To improve levodopa absorption in the GI tract, eradication of Helicobacter pylori (H. pylori) should also be considered in PD patients as it has been shown that H. pylori binds levodopa. This leads to a decrease in levodopa absorption from the GI tract. In correspondence, eradication of H. pylori improved levodopa absorption and resultant clinical state [78–81].

Advanced therapies like apomorphine or duodopa pump are alternative options in PD patients with gastrointestinal dysfunction as both therapies are independent of swallowing, gastric motility and in case of apomorphine additionally of duodenal absorption. Therefore, medication effect is more independent of gastrointestinal dysfunction and more reliable.

Furthermore promising improvements of gastrointestinal NMS have been reported under both therapies [67, 83].

There are only few studies investigating the effect of subthalamic nucleus (STN) deep brain stimulation (DBS) on gastrointestinal symptoms in PD patients. It is especially difficult to distinguish between the direct effect of the stimulation and possible positive indirect effects on GI NMS, e.g. due to an improvement in mobility or reduction of dopaminergic medication with disappearance of side effects.

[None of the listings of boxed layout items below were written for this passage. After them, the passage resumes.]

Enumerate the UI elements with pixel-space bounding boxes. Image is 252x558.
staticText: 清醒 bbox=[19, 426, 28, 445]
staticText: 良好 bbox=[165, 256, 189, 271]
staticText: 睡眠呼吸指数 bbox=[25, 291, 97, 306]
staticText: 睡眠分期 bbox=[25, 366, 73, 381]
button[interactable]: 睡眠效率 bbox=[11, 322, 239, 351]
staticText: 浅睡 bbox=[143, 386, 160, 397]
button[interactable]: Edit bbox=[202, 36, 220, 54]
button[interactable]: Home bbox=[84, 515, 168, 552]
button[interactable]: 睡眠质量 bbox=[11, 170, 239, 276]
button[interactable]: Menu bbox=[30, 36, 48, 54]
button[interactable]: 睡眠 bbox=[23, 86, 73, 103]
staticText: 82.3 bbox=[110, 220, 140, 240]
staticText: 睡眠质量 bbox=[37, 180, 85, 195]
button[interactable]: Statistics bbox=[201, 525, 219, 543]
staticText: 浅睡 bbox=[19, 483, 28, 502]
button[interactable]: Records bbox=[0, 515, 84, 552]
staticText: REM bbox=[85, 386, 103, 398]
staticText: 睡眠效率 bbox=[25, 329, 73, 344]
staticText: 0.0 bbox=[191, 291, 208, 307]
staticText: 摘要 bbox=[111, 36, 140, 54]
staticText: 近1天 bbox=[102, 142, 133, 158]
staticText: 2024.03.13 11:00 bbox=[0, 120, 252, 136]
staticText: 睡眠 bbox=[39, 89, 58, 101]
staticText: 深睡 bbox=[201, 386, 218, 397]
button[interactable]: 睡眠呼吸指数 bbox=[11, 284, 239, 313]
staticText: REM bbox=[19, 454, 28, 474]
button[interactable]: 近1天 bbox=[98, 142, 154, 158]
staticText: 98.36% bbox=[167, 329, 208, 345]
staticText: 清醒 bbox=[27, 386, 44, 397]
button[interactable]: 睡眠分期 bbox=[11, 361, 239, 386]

Improvements in dysphagia have been reported after STN DBS by Ciucci et al. [84]. They observed a significant improvement of the pharyngeal transit time under DBS stimulation compared to without DBS stimulation. The positive effect of the stimulation was explained by an overcome of the PD related bradykinesia and return of the pharyngeal stage motor pattern to performance levels approximating those of “normal” deglutition. This observation is consistant with the immediate positive effect of DBS stimulation on dysphagia described by Wolz et al. [85]. Improvement in bowel function after DBS has been reported [86, 87]. Halim et al. [88] observed an improvement in bowel function especially in early onset PD patients in comparison to late onset PD patients in a small case series and Zibetti et al. [89] reported improvement up to 24 months. Arai et al. [90] showed that gastric emptying was improved by STN DBS but not by treatment with levodopa using the (13)C-acetate breath test.